By Silvia Boarini

http://www.palestinemonitor.org/?p=3789

“They asked me before the election if I would honour [the Oslo accords] … I said I would, but [that] I’m going to interpret the accords in such a way that would allow me to put an end to this galloping forward to the 1967 borders. How did we do it? Nobody said what defined military zones were. Defined military zones are security zones; as far as I am concerned, the entire Jordan Valley is a defined military zone. Go argue.” Benyamin Netanyahu, 2001.

Route 90 is an imposing presence on the desolate landscape of the Jordan Valley. Its confident hold on the land is a metaphor for Israel’s sense of entitlement over the area.
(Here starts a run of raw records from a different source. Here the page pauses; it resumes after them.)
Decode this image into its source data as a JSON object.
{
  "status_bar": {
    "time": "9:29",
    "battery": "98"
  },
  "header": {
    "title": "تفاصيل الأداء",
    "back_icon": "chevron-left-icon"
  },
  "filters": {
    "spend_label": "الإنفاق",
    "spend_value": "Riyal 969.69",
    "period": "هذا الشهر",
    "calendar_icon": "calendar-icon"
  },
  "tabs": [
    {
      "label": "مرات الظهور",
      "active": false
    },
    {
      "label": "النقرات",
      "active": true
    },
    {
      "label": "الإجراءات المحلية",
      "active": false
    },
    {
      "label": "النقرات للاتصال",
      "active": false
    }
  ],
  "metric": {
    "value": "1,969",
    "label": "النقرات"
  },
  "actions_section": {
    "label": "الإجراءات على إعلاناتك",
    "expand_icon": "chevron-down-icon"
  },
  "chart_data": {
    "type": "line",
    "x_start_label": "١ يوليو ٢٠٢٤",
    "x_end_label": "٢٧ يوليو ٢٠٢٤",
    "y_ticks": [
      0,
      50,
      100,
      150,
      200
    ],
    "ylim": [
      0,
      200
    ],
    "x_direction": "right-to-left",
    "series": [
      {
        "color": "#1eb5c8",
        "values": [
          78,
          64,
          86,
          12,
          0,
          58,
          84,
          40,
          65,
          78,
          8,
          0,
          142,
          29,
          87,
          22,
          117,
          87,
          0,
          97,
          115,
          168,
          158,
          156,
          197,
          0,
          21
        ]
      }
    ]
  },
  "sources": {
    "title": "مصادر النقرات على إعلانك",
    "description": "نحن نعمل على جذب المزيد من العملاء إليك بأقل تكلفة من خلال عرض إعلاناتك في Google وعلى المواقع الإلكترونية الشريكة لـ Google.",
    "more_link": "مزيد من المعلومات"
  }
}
The Highway stretches from Eilat in the South to Metula in the North and cuts through the length of the occupied West Bank. It approaches the Jordan Valley through the understated checkpoint of Ein Gedi, leaving Israel behind as it enters Palestinian Territory.

What stands out, as Road 90 travels North alongside the Palestinian city of Jericho and the Palestinian villages of Al Auja, Fasayal and Bardala, is that it never loses its distinctly Israeli character.

A perplexing de ja vu takes hold as Delek petrol stations, with their red and green logos, fit neatly into place outside the window. Families get out of their cars to buy fruit and drinks from roadside stalls with signs in Hebrew only; green Egged buses drive confidently along; and Israeli yellow license plates are everywhere. The only Palestinian presence seem to be the workers in the date palm farms.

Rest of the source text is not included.